Friday, March 23, 2012


I think scalability is where true engineering takes place. Each vendor will have scalability documentation on how much load their product can support. These are usually conservative amounts so that they don’t promise too much. These need to be examined very carefully, since they will almost never provide you ALL the information you need, but are just a part of the puzzle.

Imagine that you are deploying a system for around 10,000 users. Out of these, there are perhaps 2000 concurrent users doing various tasks. The system will already have some data in it and new data will be coming in hourly. So you look at the vendor scalability documentation and it provides a case scenario of a 2000 user system, with 100 concurrent users doing one or two common tasks and data volume much lower than yours. Therefore, multiplying the environment in the scalability documentation would not provide you with the performance you are looking for.

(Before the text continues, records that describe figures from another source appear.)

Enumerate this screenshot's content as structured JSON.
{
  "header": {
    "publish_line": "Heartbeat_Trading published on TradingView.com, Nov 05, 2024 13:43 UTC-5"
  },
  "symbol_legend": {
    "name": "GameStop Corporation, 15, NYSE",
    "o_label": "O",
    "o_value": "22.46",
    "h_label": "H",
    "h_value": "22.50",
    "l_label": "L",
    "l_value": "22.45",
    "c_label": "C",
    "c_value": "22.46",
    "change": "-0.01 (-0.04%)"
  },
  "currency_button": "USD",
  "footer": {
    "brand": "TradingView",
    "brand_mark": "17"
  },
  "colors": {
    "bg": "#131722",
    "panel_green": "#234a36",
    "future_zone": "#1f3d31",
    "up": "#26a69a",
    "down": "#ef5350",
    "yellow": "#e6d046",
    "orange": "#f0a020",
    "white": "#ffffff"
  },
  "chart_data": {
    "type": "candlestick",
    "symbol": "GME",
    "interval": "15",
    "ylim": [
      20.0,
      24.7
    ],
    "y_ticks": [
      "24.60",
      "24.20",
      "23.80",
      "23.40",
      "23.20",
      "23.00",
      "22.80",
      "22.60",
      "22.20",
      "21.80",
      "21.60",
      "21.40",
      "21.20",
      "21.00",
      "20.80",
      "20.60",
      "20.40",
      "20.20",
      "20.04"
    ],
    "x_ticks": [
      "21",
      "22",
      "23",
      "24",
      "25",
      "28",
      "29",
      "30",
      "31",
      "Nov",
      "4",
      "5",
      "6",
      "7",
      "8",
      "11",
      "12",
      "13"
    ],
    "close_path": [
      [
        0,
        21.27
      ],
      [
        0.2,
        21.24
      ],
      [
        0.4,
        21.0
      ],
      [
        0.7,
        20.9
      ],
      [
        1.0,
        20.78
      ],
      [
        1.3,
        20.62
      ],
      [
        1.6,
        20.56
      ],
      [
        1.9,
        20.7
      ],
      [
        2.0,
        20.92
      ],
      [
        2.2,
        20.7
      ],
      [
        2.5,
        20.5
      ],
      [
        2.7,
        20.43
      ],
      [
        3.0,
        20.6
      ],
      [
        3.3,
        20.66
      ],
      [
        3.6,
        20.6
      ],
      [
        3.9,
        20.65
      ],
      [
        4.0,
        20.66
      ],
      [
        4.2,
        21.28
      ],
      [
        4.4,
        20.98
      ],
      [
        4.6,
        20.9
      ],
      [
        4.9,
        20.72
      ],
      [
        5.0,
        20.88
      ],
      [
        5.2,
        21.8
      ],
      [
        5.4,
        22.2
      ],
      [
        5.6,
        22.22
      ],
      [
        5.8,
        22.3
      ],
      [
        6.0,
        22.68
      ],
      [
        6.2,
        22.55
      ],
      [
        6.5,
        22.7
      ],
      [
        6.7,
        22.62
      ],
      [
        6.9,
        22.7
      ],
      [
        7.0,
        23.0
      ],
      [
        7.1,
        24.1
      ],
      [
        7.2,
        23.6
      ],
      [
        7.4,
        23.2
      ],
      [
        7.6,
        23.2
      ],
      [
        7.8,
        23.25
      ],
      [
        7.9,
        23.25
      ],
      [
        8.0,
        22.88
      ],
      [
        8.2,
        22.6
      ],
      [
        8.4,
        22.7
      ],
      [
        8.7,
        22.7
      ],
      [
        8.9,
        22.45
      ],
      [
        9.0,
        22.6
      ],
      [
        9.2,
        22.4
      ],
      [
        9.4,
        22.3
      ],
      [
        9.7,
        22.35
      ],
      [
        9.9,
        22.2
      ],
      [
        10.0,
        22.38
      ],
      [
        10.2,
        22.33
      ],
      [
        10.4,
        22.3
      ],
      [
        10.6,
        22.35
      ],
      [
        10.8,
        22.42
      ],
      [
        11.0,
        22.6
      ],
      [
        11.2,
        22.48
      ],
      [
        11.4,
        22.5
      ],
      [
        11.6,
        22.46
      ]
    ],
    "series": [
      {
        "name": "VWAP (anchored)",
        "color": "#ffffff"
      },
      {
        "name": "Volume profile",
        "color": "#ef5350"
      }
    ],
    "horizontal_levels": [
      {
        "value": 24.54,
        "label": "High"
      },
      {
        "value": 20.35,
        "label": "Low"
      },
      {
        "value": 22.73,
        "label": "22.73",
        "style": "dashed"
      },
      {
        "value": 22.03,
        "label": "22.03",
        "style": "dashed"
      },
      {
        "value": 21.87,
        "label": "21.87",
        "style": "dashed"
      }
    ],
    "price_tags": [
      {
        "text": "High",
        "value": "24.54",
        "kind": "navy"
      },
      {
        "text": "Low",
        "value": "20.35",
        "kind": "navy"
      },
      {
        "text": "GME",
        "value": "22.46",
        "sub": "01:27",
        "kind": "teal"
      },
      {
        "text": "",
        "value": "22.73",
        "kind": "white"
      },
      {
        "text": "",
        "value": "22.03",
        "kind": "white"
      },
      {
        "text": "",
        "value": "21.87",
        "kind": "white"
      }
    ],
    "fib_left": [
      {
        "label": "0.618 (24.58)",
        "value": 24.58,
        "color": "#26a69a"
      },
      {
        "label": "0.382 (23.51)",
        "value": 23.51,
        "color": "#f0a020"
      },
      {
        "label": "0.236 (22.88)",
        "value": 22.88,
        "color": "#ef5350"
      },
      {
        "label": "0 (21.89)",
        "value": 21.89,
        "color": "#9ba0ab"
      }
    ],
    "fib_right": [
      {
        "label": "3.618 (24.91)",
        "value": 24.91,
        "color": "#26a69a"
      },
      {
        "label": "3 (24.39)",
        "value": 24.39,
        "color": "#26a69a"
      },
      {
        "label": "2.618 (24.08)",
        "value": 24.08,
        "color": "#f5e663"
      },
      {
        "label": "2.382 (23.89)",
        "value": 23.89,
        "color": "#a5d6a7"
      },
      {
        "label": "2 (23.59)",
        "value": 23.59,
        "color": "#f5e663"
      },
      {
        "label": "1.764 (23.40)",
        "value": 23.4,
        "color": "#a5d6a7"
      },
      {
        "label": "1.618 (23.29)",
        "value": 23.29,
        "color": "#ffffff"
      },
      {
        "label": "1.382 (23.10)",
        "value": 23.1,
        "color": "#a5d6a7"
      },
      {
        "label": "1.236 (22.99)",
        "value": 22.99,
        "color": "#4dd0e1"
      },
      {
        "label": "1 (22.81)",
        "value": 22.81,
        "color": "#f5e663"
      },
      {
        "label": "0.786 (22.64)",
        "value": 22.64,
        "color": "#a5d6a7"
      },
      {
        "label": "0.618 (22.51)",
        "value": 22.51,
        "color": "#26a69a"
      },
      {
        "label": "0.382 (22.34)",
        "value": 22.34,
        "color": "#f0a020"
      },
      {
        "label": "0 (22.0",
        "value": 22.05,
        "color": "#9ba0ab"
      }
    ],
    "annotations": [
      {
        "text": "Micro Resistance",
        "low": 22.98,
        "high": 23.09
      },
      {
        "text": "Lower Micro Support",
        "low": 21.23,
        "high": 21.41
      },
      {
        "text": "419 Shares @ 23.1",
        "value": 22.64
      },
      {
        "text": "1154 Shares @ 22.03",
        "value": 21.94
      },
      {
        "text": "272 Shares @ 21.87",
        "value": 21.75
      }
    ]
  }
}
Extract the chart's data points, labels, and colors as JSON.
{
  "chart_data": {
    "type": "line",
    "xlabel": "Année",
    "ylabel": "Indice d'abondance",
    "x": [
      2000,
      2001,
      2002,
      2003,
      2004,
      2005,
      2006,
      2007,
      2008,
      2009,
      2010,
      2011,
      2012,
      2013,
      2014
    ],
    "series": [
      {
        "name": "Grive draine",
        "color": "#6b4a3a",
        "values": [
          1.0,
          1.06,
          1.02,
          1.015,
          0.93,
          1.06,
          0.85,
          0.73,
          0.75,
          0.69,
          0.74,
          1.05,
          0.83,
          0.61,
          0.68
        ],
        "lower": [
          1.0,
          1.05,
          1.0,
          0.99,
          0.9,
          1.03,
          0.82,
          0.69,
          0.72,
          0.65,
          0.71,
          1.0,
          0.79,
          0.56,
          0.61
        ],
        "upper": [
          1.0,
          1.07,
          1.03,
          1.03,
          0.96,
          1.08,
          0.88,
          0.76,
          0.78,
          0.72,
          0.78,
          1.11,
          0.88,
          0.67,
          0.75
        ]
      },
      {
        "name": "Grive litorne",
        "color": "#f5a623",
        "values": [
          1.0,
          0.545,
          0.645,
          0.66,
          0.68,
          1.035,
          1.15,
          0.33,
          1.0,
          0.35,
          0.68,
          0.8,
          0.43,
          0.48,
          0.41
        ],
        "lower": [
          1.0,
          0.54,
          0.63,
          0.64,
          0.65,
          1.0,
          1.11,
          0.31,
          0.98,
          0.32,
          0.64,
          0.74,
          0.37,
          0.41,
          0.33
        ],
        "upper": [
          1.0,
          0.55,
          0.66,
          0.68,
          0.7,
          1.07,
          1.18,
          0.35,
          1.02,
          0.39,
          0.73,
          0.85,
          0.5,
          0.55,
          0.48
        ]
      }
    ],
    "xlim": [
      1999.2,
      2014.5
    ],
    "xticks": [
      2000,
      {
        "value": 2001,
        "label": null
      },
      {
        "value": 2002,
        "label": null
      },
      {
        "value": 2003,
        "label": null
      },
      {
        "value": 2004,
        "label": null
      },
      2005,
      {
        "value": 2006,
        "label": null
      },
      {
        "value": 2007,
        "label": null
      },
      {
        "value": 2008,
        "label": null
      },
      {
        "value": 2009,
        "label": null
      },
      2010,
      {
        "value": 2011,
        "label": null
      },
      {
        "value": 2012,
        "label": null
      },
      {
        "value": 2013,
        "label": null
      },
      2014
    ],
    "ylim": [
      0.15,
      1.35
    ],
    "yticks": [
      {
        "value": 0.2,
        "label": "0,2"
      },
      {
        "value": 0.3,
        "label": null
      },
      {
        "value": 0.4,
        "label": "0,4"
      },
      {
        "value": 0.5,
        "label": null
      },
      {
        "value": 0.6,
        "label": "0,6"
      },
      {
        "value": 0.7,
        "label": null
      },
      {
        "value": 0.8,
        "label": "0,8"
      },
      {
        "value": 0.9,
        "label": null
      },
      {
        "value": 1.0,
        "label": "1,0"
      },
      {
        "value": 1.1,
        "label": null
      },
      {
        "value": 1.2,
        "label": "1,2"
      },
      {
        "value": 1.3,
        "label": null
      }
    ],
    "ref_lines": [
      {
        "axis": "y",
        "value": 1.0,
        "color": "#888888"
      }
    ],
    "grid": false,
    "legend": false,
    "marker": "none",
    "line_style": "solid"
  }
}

This is mainly because, depending on the user actions, the bottle neck may occur in different system areas. Here is where the knowledge of backend technologies plays a crucial role. You will need to speed up the bottle neck areas and the only way to figure out how is through theory and experience.

For example, let’s say that during operating hours, a back end database like SQL is hard-hit and is causing a bottle neck. Instead of the common shotgun approach of upgrading hardware and moving to faster storage whip out performance monitor and start logging metrics. Windows Performance Monitor is a hugely underrated tool. It can provide valuable insight into many system performance issues. However, in this scenario, it would not be enough to determine which hardware component is causing the bottle neck. You would need to monitor specific SQL performance metrics to determine why the hardware component is causing the bottle neck, and then address the issue.

Going on with the example, you can run PerfMon to determine that hard drives are causing the bottle neck; it’s pretty common, since storage is usually the slowest part of the system. Drilling deeper, you can determine that the issue is due to constant reads from disks, at which point you can dig even deeper to see what the cache hit ratio is. If it is low, you can enhance the cache hit ratio to increase performance of SQL without necessarily upgrading hardware. You may also notice that some storage mediums are being heavily read, while another storage array is underutilized. In that case, moving the database or a few heavily read tables to that medium would also enhance performance.

Remember, various storage architectures are better for reading or for writing. It’s not uncommon to have different arrays for the same database server for different databases or even tables in the database. Impact of other components should be considered as well.

Furthermore, we can seek optimization outside of the bottle neck component. For example, let’s say that front end web servers are being heavily taxed. If the sessions are encrypted, it could be because of the large overhead for SSL and authentication. In this scenario, you can look into offloading SSL authentication at a different front end component such as an application delivery controller.

Don’t underestimate simple tools for purposes of scalability. A simple performance monitor and Microsoft Excel with the analytics plug-in is all you need in most cases.

Creatively scaling solutions is a dying talent because most of the time, people think it’s easier to just throw more hardware at the issue.